Una venezolana identificada como Johanna Bastidas Terán, de 40 años, perdió su manos en un accidente laboral que se registró en una fábrica clandestina de suelas de zapatos, ubicada en el distrito Los Olivos de Lima, Perú.
Cabe destacar, que la víctima tenía un mes trabajando durante 12 horas al día en dicha empresa, sin contrato, sin seguro, ni implementos de seguridad.
“Perdí mis dos manos, tanto la derecha como la izquierda. Yo ya no me puedo valer por mí misma, no puedo hacer nada, no puedo trabajar. Mi vida cambió completamente”, contó Johanna al noticiero peruano ATV Noticias.
La mujer, quien es madre de dos jóvenes y abuela de cuatro niños, estaba trabajando con normalidad cuando la máquina presentó imperfecciones.

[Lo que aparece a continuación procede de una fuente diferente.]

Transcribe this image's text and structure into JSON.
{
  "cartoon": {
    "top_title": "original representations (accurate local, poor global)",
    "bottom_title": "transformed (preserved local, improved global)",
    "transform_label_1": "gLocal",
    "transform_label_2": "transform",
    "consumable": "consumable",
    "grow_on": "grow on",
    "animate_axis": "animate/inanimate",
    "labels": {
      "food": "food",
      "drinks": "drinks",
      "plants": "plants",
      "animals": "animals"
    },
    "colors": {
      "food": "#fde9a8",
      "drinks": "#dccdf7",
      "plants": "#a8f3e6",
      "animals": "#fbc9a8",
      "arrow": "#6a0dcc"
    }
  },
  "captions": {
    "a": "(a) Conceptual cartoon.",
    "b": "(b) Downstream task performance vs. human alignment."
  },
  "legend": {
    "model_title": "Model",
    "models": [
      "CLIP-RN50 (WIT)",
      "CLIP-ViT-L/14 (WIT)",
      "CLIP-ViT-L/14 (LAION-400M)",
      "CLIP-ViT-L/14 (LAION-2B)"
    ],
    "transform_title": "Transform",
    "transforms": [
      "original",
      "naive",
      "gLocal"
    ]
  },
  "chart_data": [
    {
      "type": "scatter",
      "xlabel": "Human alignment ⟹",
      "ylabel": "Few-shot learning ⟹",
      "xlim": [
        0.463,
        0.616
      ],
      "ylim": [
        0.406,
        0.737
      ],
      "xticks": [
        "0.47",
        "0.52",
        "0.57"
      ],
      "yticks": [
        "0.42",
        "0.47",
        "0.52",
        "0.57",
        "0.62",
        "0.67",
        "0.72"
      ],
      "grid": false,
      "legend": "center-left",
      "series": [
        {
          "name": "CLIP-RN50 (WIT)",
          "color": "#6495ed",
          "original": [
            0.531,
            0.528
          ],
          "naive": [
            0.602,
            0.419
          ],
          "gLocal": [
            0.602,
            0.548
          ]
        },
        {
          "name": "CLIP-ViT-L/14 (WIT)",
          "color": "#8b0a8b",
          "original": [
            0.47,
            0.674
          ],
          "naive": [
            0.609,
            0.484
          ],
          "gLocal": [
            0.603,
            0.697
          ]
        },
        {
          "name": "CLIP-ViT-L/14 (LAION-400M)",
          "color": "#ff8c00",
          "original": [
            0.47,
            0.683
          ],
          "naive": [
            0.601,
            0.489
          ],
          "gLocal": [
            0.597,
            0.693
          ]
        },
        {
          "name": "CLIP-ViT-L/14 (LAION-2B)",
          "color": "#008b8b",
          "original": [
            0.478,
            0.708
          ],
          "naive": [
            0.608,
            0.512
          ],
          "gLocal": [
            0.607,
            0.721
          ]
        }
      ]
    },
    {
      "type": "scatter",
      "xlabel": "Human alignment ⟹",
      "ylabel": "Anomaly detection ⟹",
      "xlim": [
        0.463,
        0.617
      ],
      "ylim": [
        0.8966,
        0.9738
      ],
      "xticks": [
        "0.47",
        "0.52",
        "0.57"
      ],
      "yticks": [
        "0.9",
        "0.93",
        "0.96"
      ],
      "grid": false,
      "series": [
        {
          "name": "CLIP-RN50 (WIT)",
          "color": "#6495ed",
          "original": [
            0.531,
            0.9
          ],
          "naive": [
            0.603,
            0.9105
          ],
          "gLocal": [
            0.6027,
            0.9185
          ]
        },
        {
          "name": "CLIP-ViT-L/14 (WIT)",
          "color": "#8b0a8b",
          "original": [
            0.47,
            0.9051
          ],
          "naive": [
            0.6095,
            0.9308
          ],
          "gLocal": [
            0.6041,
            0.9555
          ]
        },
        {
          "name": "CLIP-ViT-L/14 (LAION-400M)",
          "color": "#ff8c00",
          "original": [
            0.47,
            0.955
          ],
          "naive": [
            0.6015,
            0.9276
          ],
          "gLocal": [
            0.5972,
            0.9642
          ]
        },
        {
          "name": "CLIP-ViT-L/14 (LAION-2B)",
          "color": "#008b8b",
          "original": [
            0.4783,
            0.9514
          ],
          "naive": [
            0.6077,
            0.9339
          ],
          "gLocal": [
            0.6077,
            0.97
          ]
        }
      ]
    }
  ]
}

Ante esto, le pidió ayuda a un compañero; no obstante, este apagó el aparato y no pudieron retirarle las manos hasta casi media hora después, describe un reporte del diario La República.
“Me hicieron operar una máquina sin tener capacitación. No recibí ninguna preparación para operar esta máquina. Metí la mano para sacar unas plantillas y en eso la máquina se subió. Cuando sentí la presión, llamé a mi compañero, pero él se puso muy nervioso porque ya me salía sangre y sonaba como si mis huesos se partían”, comentó a ATV Noticias.
“Mis jefes me llevaron al hospital y ahí de inmediato me querían amputar la mano hasta arriba, pero mi hermana no dejó que eso pase. En ese momento, la dueña le dijo que harán todo lo posible, que nos ayudará”, añadió la agraviada desde la cama de la clínica.